Server sees full password on account creation and login. Seems to suggested to share "horcqrux" cross accounts.

An attacker compromising the passwords stored in the password manager, only gets ~half the password. Need to get the other half via brute force, through compromising another account sharing the same suffix/horcrux, via keyboard logger etc.

A physical compromise of a device with a password manager seem to likely open up for a lot of these attacks.

Note that bitwarden uses 2fa to authenticate a client - but AFAIK if you have a copy of the data/vault - the passphrase is sufficient to get the decryption key.

Horcruxing defends against some odd threats, and otherwise adds more complexity than security IMNHO.

Quick question: how do you deal with sharing important passwords with your closest relatives in case you are unable to recall it (sick, dead)?
Printed paper backup in a sealed (=tamper evident) bag in a safe with a family-known code.
It seems to me that this does not add a lot of security if you use the same extra word for all passwords.

It probably does add a lot of security if you use a different extra word for each password, but then you can't remember them anymore and you need to write them down somewhere.

Not if you use some obscure pattern for these added words.

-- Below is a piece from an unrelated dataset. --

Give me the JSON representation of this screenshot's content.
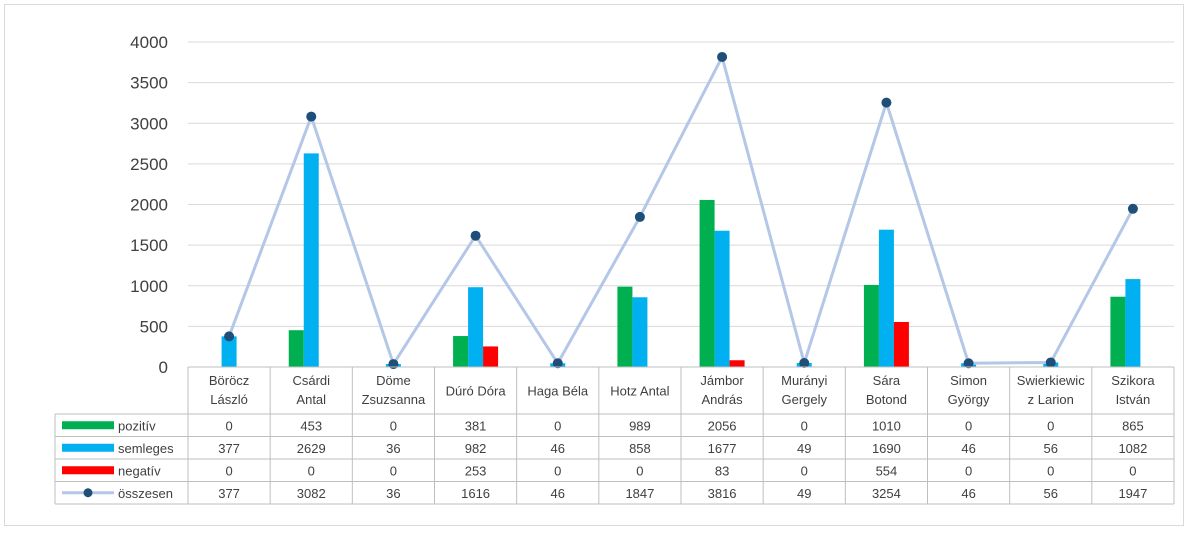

Yeah if a hacker saw a bunch of them then maybe it could be deciphered, but wayy better than reusing the same one.
I think it’s more of a last line of defence in case your password manager gets compromised. Especially if your pw manager also handles your TOPTs.

But if your pw manager gets compromised then that’s a pretty big problem so probably best to focus efforts on that not happening.

It could make sense for sensitive accounts like email, valuable social media etc

I am honestly somewhat confused by this newfound lack of confidence in human memory.

When I was 12 years old, everyone around me could easily remember up to 50 different 10 digit phone numbers, I still remember those.

horcrux encrypted messaging related: horcruxencryptedmessaging.jperla.com
I would point out the part you store in your head is the master password.
Although this seems cool, there are at least two downsides:

1. You have to copy/type the password manually, instead of relying on your password manager to recognize the website, leaving you more vulnerable to phishing.

2. More manual entry... I a world where I use passwords around a hundred times per day, I don't want to type them.

Also, it's easy to avoid the two risks he mentions:

1. Don't write your master password on a post-it, duh.

2. Don't leave your session open when getting a coffee.

I'll stick with the standard practice.